CQU is convening a virtual conference on scholarship of tertiary teaching

“It is aimed at bringing together teaching scholars from across all teaching platforms to share insights and best practice.”

Presenters and their PowerPoints, will get 15 minutes to address issues appropriate to four themes, professional development for VET and HE teachers, ed tech, student assessment and Aboriginal and Torres Strait Islander education. It will run live (and be recorded) on October 8. Deadline for is papers is August 23.

Research by candle-light

It’s week two of Elsevier journals being absent from the University of California

The giant for-profit publisher pulled the plug after contract negotiations failed early this year over differing views on price and open access.

U Cal Davis is suggesting ways for researchers to cope, including a seven-day available-in-hours inter-library loan.

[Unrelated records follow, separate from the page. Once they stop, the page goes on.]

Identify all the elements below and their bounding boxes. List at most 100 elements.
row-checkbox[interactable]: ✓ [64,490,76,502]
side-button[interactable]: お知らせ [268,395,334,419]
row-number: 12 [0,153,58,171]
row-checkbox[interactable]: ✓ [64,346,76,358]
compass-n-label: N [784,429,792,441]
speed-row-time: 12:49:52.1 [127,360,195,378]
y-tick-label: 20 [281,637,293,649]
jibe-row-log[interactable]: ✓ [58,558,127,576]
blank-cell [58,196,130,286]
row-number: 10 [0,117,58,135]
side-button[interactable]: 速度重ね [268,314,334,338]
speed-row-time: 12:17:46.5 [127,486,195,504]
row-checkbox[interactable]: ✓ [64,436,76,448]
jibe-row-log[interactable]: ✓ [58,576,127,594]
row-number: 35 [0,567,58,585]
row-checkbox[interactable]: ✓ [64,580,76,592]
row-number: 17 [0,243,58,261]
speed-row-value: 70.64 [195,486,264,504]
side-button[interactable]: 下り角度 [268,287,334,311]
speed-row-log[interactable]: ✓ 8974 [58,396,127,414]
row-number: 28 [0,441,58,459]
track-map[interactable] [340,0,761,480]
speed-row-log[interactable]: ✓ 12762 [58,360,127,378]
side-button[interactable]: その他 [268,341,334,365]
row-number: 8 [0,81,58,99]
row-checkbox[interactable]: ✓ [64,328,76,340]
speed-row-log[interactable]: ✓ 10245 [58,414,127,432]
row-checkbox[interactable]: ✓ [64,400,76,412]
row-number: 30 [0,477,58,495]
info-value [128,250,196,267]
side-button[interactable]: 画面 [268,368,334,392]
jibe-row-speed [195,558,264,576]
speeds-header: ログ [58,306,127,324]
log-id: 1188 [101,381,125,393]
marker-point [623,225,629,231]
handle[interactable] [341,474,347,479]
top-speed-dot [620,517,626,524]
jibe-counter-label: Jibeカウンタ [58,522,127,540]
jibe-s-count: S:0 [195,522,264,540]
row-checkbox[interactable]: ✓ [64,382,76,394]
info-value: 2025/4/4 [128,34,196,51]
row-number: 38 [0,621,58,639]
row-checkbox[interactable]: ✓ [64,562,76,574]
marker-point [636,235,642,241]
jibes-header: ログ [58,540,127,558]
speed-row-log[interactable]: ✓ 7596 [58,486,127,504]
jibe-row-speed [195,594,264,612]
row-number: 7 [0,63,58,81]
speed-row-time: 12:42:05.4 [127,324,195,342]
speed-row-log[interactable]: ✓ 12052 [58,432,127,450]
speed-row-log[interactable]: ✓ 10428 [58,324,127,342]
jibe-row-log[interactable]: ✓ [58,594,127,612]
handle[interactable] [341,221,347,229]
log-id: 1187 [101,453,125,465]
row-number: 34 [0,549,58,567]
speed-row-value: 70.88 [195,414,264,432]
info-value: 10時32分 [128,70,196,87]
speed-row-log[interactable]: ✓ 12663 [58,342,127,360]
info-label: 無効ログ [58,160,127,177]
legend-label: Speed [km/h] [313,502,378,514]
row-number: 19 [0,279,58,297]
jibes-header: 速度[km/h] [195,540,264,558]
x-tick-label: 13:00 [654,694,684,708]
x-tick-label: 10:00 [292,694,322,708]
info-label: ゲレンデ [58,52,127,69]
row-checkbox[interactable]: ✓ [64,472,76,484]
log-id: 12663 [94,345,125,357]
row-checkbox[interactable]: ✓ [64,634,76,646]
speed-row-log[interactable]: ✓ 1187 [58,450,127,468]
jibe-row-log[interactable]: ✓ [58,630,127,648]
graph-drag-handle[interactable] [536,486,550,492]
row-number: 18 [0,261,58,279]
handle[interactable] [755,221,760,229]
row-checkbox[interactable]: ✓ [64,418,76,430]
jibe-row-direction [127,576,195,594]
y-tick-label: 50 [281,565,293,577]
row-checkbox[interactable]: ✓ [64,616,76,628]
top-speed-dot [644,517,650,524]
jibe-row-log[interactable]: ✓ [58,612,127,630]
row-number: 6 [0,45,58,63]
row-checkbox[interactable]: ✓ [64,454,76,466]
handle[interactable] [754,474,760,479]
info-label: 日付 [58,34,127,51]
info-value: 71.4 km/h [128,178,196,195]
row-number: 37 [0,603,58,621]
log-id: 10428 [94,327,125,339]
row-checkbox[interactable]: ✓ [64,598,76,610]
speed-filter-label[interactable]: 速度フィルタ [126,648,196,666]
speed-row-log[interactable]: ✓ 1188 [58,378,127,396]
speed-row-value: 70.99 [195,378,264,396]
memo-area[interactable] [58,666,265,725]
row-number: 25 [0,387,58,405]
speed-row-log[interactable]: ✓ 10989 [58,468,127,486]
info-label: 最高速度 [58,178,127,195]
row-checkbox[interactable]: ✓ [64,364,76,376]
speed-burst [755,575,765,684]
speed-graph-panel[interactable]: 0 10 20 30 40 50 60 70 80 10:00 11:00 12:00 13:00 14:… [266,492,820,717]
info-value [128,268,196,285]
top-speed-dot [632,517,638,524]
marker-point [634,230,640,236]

This cannot be going doing well with researchers who believe journal articles and data in the Elsevier system are an essential utility, the intellectual equivalent of electricity.

When users neither know, nor care what content actually costs they do not take its absence well, or have much sympathy with OA arguments.

Appointments, achievements

The biomedical learning and teaching building at Monash U’s Clayton campus wins the education category at the Victorian Architecture Awards for Denton Corker Marshall

QUT is making its own Anthony Clarke a doctor of science, an honour last awarded ten-years back. Professor Marshall is honoured for his research on fruit flies of the Asia-Pacific.

Amanda Barbosa (Murdoch U) wins the Odile Bain Memorial Prize, awarded by journal Parasites and Vectors for research on med/vet parasitology.  Dr Barbosa studies ticks.